Can't sleep? Read all of my review of McGrath, Alister E. The Intellectual Origins of the European Reformation. 2d ed. Malden, Mass.: Blackwell Publishing, 2004. (289 pages).


Monday, December 03, 2007


(Baby) Bird set for take-off -- again!

Sniff-sniff. I can't believe my Baby Bird is fixing to graduate college! And is engaged to a hairy-legged boy! And is moving to Houston!


Time a for a couple of Baby Bird reruns:

The first Baby Bird post.

ER doggerel on driving Baby Bird and her stuff to college.



Sunday, December 02, 2007


Baa-baa humbug!

Probably going to regret this -- I almost always do -- but I'm skippin' church today to get some work done. (It's 20-25 minutes away. Counting getting ready, it's three hours total I just don't think I can spare this morning.)

1. Work-work: Yesterday, the book review took more time than I'd budgeted for it. So I never got to my work-work. So, I'm behind on Friday's work, and, since I'm off most of this week I need to work ahead -- plus I plan (but am now not sure that I will be able) to go to a Christimassy party in Texas next weekend.

2. I forgot that on Thanksgiving Day the gooseneck under the kitchen sink stated coming apart, and that I ER-rigged it with duct tape, until it started leaking again yesterday. Got to fix that for real today.

3. The blustery, blowy wind knocked some loose pickets out of the back fence, and dang near blew down a whole section. I ER-rigged it at dusk yesterday with some balin' wire, but I need to get that more secure today, too, in an effort to stop Riker & Bailey's Excellent Adventure before it gets started.

Hey, I even scotched plans to drive to Stillwater this afternoon to see OSU-OU wrestling with Bird and YB. :-(

If you went to church today, share a verse or a congregational prayer or a hymn in the comments! If you didn't go to church, a little dab of any kind of goodness and graceness will do me. :-)


Saturday, December 01, 2007


Writin' weather

Ooooh, it's dark and blustery and blowy out there. Could be about 20 degrees cooler, to suit me -- but this is close enough, so I'll take it.

Reminds me of late fall semesters in college, surrounded by books, studyin' in the stately piano room at Bennett Hall at Oklahoma State (pictured).

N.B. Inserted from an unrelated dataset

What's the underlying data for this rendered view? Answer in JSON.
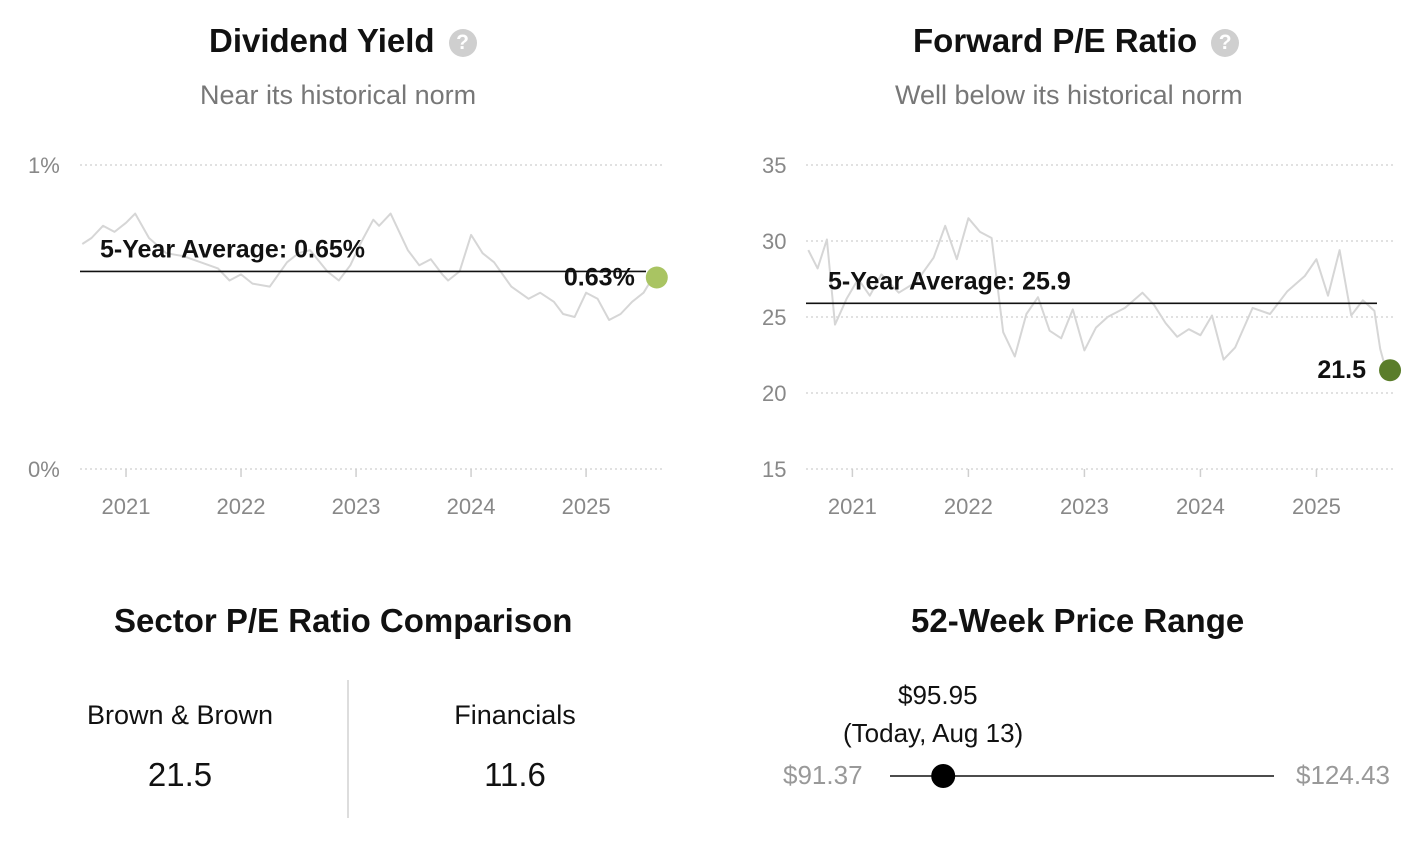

Today, it's the kitchen table, not the piano room, and just a few books, one I'm reviewing and a few others on related topics for reference; this laptop, not a typewriter (thank God); and a string of 1940s crime-detective flicks on in the other room for background noise.

The Western Channel is in a rut or something; the same few movies are on all the time. It's a shame because that kind of background would be more appropriate for the review I'm writing, which is of a book based on the journal of a cowboy on an early-early (1868) cattle drive from Texas, through Indian Territory to Missouri.

Goal: Get it done by noon, or at least in hand; then undestroy the kitchen and finish laundry (ongoing); then do some work-work; and if time make a dash to do a little "FBI work," which is we the ERs call "Christmas shopping."

Then, settle in to watch Missouri kick Sooner football butt.